2° Parfaire la transposition en droit interne des principes du Code mondial antidopage.

Un projet de loi de ratification est déposé devant le Parlement dans les trois mois suivant la publication de cette ordonnance.

M. le président. La parole est à M. Michel Savin, sur l’article.

M. Michel Savin. Vendredi dernier, le Conseil constitutionnel a déclaré les pouvoirs disciplinaires de l’Agence française de lutte contre le dopage, l’AFLD, non conformes à la Constitution. Le Gouvernement a donc jusqu’au mois de septembre pour se mettre en règle. C’est l’objet de cet article.

Cependant, à nos yeux, une réflexion plus large sur l’AFLD devrait être lancée. Son laboratoire a été suspendu ces derniers mois, le rapprochement avec l’Institut des sciences du vivant de Saclay est en discussion et un projet important de relocalisation est en cours. Aujourd’hui, l’AFLD est installée dans des locaux quasiment insalubres.

Il est donc urgent de répondre à une attente forte s’agissant de ce qui faisait encore la fierté de notre pays en matière de lutte contre le dopage.

M. le président. L’amendement n° 17 rectifié bis, présenté par Mme Mélot, MM. Wattebled, de Belenet et les membres du groupe Les Indépendants - République et Territoires, est ainsi libellé :

Compléter cet article par un paragraphe ainsi rédigé :

… - Le Gouvernement remet au Parlement, au plus tard le 31 décembre 2018, un rapport sur les moyens de l’Agence française de lutte contre le dopage, évaluant notamment l’opportunité de conférer une partie des droits télévisuels des Jeux Olympiques et Paralympiques à l’agence.

La parole est à Mme Colette Mélot.

Mme Colette Mélot. Cet amendement a pour objet la remise d’un rapport du Gouvernement au Parlement sur les moyens financiers de l’AFLD, afin d’évaluer l’opportunité de conférer une partie des droits télévisuels des jeux Olympiques et Paralympiques à l’Agence. Nous souhaitons ainsi engager une réflexion sur les moyens nécessaires à la lutte contre le dopage.
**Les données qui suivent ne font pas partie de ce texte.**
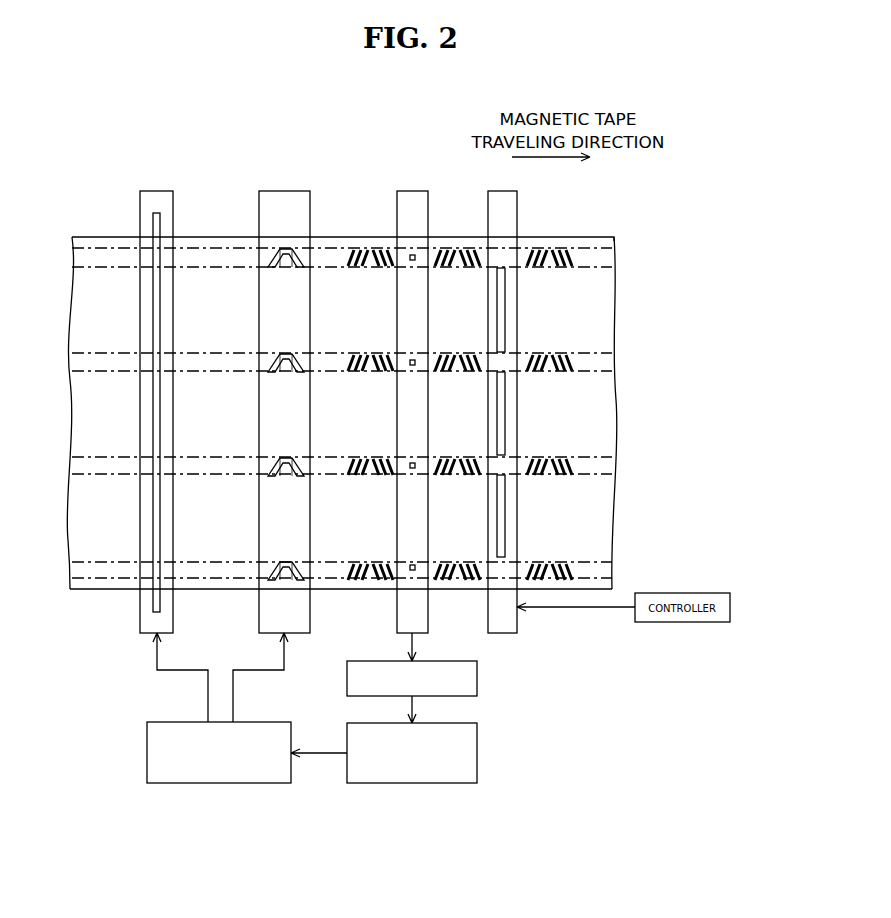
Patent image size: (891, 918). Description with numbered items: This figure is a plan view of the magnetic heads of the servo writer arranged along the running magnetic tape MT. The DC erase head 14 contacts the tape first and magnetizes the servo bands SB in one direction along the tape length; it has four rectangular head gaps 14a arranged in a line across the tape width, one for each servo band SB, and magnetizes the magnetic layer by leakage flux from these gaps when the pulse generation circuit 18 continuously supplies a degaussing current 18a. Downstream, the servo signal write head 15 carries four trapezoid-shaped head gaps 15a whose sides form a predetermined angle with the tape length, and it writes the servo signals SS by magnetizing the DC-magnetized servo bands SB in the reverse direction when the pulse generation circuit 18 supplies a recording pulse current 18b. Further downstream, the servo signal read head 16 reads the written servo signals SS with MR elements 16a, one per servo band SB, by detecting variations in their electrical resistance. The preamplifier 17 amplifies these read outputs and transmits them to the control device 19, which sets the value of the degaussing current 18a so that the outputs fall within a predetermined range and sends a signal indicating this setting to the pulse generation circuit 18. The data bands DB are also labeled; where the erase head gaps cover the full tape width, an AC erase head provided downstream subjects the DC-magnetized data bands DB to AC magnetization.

The DC erase head 14 is at (156, 191).
The head gap 14a is at (158, 580).
The servo signal write head 15 is at (294, 163).
The head gap 15a is at (281, 249).
The servo signal read head 16 is at (428, 622).
The MR element 16a is at (412, 260).
The preamplifier 17 is at (477, 680).
The pulse generation circuit 18 is at (218, 783).
The degaussing current 18a is at (166, 677).
The recording pulse current 18b is at (275, 677).
The control device 19 is at (412, 783).
The magnetic tape MT is at (608, 235).
The servo signal SS is at (612, 255).
The servo band SB is at (590, 290).
The data band DB is at (598, 311).
The AC erase head AC is at (517, 213).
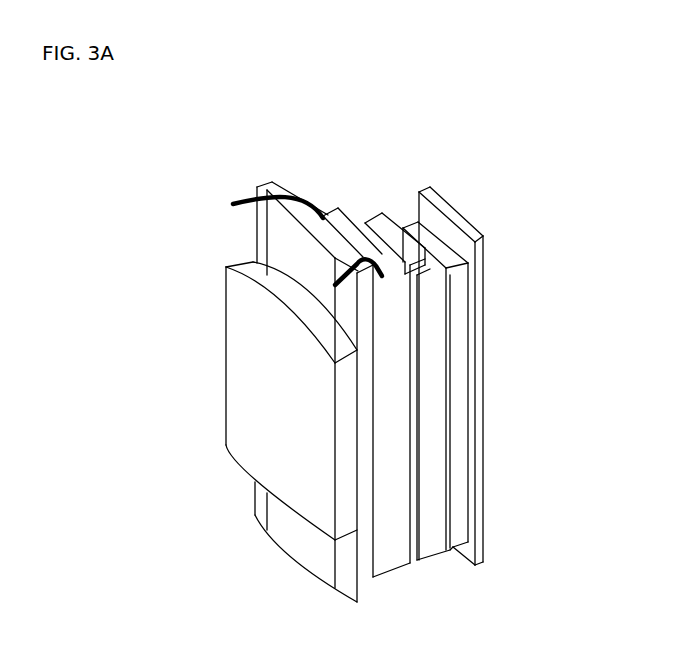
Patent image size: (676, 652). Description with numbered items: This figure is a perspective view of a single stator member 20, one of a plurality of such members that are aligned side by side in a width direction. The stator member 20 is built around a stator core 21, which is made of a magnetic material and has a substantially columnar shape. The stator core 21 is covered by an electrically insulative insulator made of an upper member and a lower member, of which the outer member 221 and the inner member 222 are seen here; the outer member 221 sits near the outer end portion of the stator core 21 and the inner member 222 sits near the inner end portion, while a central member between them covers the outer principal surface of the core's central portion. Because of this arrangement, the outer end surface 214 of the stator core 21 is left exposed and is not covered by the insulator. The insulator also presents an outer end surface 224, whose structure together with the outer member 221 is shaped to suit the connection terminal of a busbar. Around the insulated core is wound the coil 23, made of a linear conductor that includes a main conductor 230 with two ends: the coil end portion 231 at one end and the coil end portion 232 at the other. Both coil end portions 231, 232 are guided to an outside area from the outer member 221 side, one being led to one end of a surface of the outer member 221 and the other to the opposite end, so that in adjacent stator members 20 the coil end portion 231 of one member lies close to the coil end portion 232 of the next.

The stator member 20 is at (509, 122).
The stator core 21 is at (240, 342).
The outer end surface 214 is at (246, 413).
The outer end surface 224 is at (298, 560).
The outer member 221 is at (365, 585).
The inner member 222 is at (470, 548).
The coil 23 is at (415, 128).
The main conductor 230 is at (373, 223).
The coil end portion 231 is at (365, 262).
The coil end portion 232 is at (293, 193).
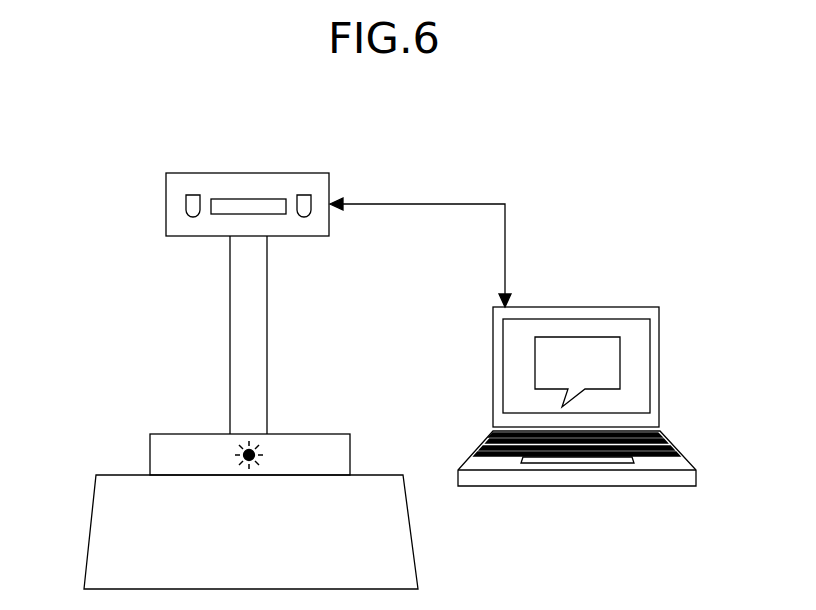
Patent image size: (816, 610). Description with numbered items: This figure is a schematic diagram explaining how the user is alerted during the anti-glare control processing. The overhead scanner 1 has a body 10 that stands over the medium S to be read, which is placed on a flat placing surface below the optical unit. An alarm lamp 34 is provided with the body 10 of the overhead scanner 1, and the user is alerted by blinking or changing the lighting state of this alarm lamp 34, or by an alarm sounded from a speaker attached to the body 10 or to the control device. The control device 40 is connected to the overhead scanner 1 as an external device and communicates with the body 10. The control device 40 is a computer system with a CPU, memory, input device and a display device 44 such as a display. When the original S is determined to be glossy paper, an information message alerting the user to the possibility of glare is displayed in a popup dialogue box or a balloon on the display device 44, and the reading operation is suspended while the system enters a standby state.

The overhead scanner 1 is at (60, 136).
The body 10 is at (230, 324).
The alarm lamp 34 is at (236, 450).
The medium to be read (original) S is at (101, 538).
The control device 40 is at (610, 307).
The display device 44 is at (637, 367).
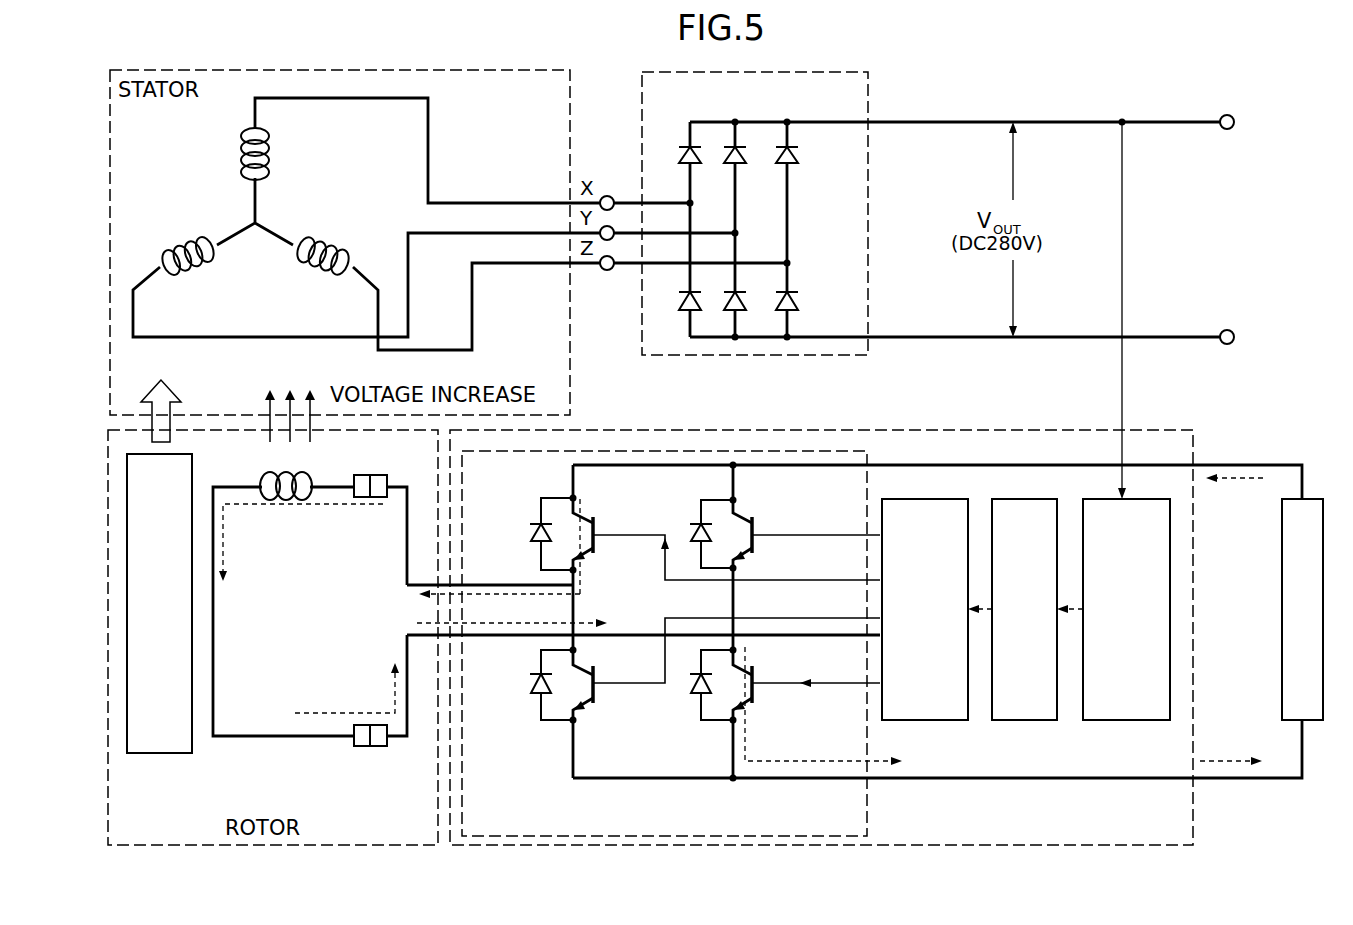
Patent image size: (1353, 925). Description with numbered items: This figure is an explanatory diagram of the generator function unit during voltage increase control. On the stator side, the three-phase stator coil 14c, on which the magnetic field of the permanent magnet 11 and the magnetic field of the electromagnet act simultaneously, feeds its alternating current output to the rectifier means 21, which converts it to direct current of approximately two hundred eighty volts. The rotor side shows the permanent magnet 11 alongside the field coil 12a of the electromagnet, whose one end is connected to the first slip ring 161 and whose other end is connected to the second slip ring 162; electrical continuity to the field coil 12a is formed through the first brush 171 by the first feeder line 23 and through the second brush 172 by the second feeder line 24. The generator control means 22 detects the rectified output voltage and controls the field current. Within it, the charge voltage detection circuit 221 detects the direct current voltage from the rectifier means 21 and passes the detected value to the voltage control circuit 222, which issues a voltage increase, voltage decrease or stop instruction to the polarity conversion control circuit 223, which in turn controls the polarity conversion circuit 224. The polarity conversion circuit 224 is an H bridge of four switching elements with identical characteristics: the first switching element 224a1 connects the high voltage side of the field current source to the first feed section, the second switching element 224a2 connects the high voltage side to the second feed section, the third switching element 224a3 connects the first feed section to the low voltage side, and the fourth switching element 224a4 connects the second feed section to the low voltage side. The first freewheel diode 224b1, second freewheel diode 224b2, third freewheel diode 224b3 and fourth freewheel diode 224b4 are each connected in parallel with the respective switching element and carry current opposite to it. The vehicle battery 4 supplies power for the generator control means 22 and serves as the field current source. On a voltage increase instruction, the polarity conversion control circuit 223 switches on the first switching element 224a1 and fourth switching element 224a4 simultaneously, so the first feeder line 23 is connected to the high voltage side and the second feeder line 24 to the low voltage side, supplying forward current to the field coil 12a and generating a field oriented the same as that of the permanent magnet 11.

The stator coil 14c is at (270, 153).
The rectifier means 21 is at (869, 84).
The generator control means 22 is at (1195, 808).
The charge voltage detection circuit 221 is at (1160, 498).
The voltage control circuit 222 is at (1018, 498).
The polarity conversion control circuit 223 is at (922, 498).
The polarity conversion circuit 224 is at (882, 612).
The first switching element 224a1 is at (583, 552).
The second switching element 224a2 is at (754, 521).
The third switching element 224a3 is at (597, 695).
The fourth switching element 224a4 is at (754, 668).
The first freewheel diode 224b1 is at (530, 527).
The second freewheel diode 224b2 is at (688, 528).
The third freewheel diode 224b3 is at (532, 698).
The fourth freewheel diode 224b4 is at (690, 700).
The vehicle battery 4 is at (1312, 498).
The permanent magnet 11 is at (157, 755).
The field coil 12a is at (286, 500).
The first feeder line 23 is at (397, 486).
The second feeder line 24 is at (395, 747).
The first slip ring 161 is at (360, 497).
The second slip ring 162 is at (360, 725).
The first brush 171 is at (384, 497).
The second brush 172 is at (380, 725).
M. le président. Quel est l’avis de la commission ?

Mme Muriel Jourda, rapporteur. Les moyens de l’AFLD constituent effectivement un sujet important ; cela a été rappelé par mes deux collègues.

Outre que la commission est naturellement très réservée sur les demandes de rapport, la subvention pour charges de service public de l’AFLD a déjà été augmentée de 13 % par rapport à 2017 – 9,6 millions d’euros –, en plus de ses ressources propres, qui sont de 1,5 million d’euros.

La question des droits télévisuels des Jeux relève du Comité international olympique, qui contribue en contrepartie au financement des Jeux à hauteur de 1,2 milliard d’euros.

La discussion sur les ressources de l’AFLD relève du projet de loi de finances, plus précisément de la mission « Sport, jeunesse et vie associative ».

Pour toutes ces raisons, la commission sollicite le retrait de cet amendement. À défaut, l’avis serait défavorable.

M. le président. Quel est l’avis du Gouvernement ?

Mme Laura Flessel, ministre. L’AFLD est aussi une priorité pour le ministère des sports. L’affectation d’une partie des droits télévisuels des Jeux à l’AFLD serait ponctuelle et ne permettrait pas de pérenniser ces ressources au-delà des Jeux, ce qui est contraire à notre objectif. C’est pourquoi il est nécessaire de renforcer les moyens de l’Agence dès aujourd’hui.

L’héritage des Jeux, c’est aussi de préparer l’avenir de l’AFLD en stabilisant sa subvention et en l’accompagnant dans sa stratégie pour le futur. C’est ce que nous avons fait dans le projet de loi de finances pour 2018, avec une augmentation de 10 % des crédits. Cela nous permet de rappeler combien la lutte contre le dopage est une priorité pour notre pays, afin de garantir aussi la crédibilité des compétitions et de préserver la santé des sportifs.

Au regard de ces éléments, une telle proposition de rapports ne me paraît pas pertinente. Je suggère donc le retrait de cet amendement.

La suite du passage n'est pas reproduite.